Jamais inerte,car le renouvellement vaut mieux que l'inerte possession
Critique de Deashelle (Tervuren, Inscrite le 22 décembre 2009, 15 ans) - 6 mars 2010
Voici de merveilleux instantanés poétiques sur l'âge que tous nous oublions, mais qui détermine tout. Quelle récolte de moments fabuleux! Voici un "tout se joue avant 2 ans" plein de musique verbale, de mouvement, de rythme, d'impromptus, de mots magiques, groseilles plus que framboises, à cause de la lumière qui y transparaît.
Le petit d'homme découvre la jungle du monde à partir des premières impressions sur ses rétines curieuses, dans sa bouche goulue, par ses narines dilatées, par ses oreilles aux aguets. Défilent les objets, les matières, le paradis du jardin, et son grand ami, le géant qui guide ses premiers pas dans la vie. Vie sublimée... pour l'éternité? Description en mille éclats de miroir, d'une nouvelle genèse.
Il faut dire la réussite absolue de ces images inédites, mouvantes, générées et pour toujours imprimées dans le cerveau de cet enfant de tous les possibles. Déjà celui-ci est amoureux de tous les mouvements, de la gravitation en particulier, de la force centrifuge. Rien n'est dit, sur un carrousel, il recrée le monde: "désormais, il n'y aura plus de points cardinaux, ni de sens au vent. Ne subsiste que le mouvement giratoire étirant et déchiquetant les sphères. Il n'y a plus qu'un pôle unique d'où tout est parti et où tout aboutit".
Le géant observe, ravi, et laisse sa main écrire le beau livre d'images en mots, toutes, suspendues par et avec amour, jamais inertes.
Du bel usage de la langue
Critique de Donatien (vilvorde, Inscrit le 14 août 2004, 81 ans) - 2 septembre 2009
Cette relecture tombe à pic! L'intérêt de l'orthographe et du respect de ses règles fait l'objet d'un forum actuellement. Je conseille la lecture lente de ce livre de Savitzkaya pour faire l'expérience d'une langue riche et contrôlée par le poète, pour l'efficacité de la communication des émotions devant l'arrivée du petit humain.

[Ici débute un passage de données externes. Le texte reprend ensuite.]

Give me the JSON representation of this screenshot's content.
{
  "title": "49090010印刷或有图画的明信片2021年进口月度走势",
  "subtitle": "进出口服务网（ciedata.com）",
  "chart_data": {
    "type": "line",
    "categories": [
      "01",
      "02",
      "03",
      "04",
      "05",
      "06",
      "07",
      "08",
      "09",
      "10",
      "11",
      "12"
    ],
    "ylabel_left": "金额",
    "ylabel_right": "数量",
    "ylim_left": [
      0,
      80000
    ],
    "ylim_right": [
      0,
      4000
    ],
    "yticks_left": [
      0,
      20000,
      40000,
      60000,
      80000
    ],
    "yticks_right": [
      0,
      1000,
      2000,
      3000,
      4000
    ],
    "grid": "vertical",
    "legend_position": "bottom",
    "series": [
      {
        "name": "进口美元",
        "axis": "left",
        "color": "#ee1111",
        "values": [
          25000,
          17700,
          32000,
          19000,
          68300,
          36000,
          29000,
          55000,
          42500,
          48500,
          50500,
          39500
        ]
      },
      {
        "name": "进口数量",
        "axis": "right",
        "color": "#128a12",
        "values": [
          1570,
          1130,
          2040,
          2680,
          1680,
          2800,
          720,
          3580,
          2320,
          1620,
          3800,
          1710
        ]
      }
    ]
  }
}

Du grand art dans l'utilisation de mots simples afin de traduire la puissance et la beauté des émotions devant le miracle de la vie!

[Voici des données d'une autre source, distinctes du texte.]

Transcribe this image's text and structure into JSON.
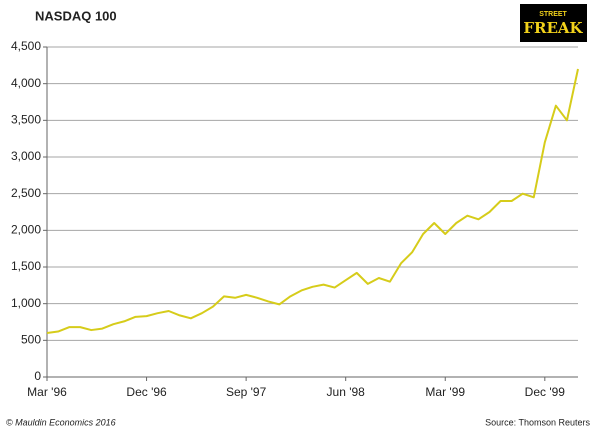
{
  "chart_data": {
    "type": "line",
    "title": "NASDAQ 100",
    "logo": [
      "STREET",
      "FREAK"
    ],
    "copyright": "© Mauldin Economics 2016",
    "source": "Source: Thomson Reuters",
    "categories": [
      "Mar '96",
      null,
      null,
      null,
      null,
      null,
      null,
      null,
      null,
      "Dec '96",
      null,
      null,
      null,
      null,
      null,
      null,
      null,
      null,
      "Sep '97",
      null,
      null,
      null,
      null,
      null,
      null,
      null,
      null,
      "Jun '98",
      null,
      null,
      null,
      null,
      null,
      null,
      null,
      null,
      "Mar '99",
      null,
      null,
      null,
      null,
      null,
      null,
      null,
      null,
      "Dec '99",
      null,
      null,
      null
    ],
    "series": [
      {
        "name": "NASDAQ 100",
        "color": "#d6cc1a",
        "values": [
          600,
          620,
          680,
          680,
          640,
          660,
          720,
          760,
          820,
          830,
          870,
          900,
          840,
          800,
          870,
          960,
          1100,
          1080,
          1120,
          1080,
          1030,
          990,
          1100,
          1180,
          1230,
          1260,
          1220,
          1320,
          1420,
          1270,
          1350,
          1300,
          1550,
          1700,
          1950,
          2100,
          1950,
          2100,
          2200,
          2150,
          2250,
          2400,
          2400,
          2500,
          2450,
          3200,
          3700,
          3500,
          4200
        ]
      }
    ],
    "ylim": [
      0,
      4500
    ],
    "yticks": [
      0,
      500,
      {
        "value": 1000,
        "label": "1,000"
      },
      {
        "value": 1500,
        "label": "1,500"
      },
      {
        "value": 2000,
        "label": "2,000"
      },
      {
        "value": 2500,
        "label": "2,500"
      },
      {
        "value": 3000,
        "label": "3,000"
      },
      {
        "value": 3500,
        "label": "3,500"
      },
      {
        "value": 4000,
        "label": "4,000"
      },
      {
        "value": 4500,
        "label": "4,500"
      }
    ],
    "grid": true
  }
}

De plus la bio de l'écrivain est inattaquable . De parents immigrés et de milieu modeste, Savitzkaya a pu acquérir et travailler cette langue superbe.
A lire et relire.
Superbe Savitzkaya
Critique de Arval (Papeete, Inscrite le 8 mars 2008, 56 ans) - 18 juin 2008
Merci pour ces moments de joie pure, Monsieur Savitzkaya.
Magnifique
Critique de Maria-rosa (Liège, Inscrite le 18 mai 2004, 69 ans) - 16 février 2005
Merveilleux
Critique de Sahkti (Genève, Inscrite le 17 avril 2004, 50 ans) - 16 février 2005
Marin est un petit bout tout frais tout nouveau, un petit d'homme qui découvre le monde et c'est son regard, sa vision, que nous offre Savitzkaya. Ce livre, c'est un petit bijou, une oeuvre d'art finement ciselée dont chaque pierre est un cadeau. De courts chapitres, des petites histoires, des aventures de tous les jours pour nous faire voir le monde par la lorgnette d'un enfant qui grandit. C'est tendre, simple, touchant, empli d'une telle poésie qu'il m'a fallu à plusieurs reprises fermer l'ouvrage et les yeux, respirer, me plnger dans la scène qui envahissait mon esprit... Oui, c'est un condensé de beauté et de douceur, une écriture qui bouleverse tout sur son passage. Subtilité et lucidité d'un enfant qui place objets et êtres à sa hauteur, qui expérimente et explore, qui s'interroge beaucoup et surtout, qui rêve et qui construit. Qui construit la vie. A petit pas. Magnifique, à lire absolument.
"Il transporte le sable de la rivière sur le plancher de la chambre et les coussins de la chambre au bord de la rivière. Il mélange les lieux et se les concilie. Et vit deux fois. Dans un même gobelet, il dépose des châtaignes, de l'eau de mer, de l'herbe et sa propre buée. Il mélange les éléments et se les concilie. Et vit éternellement."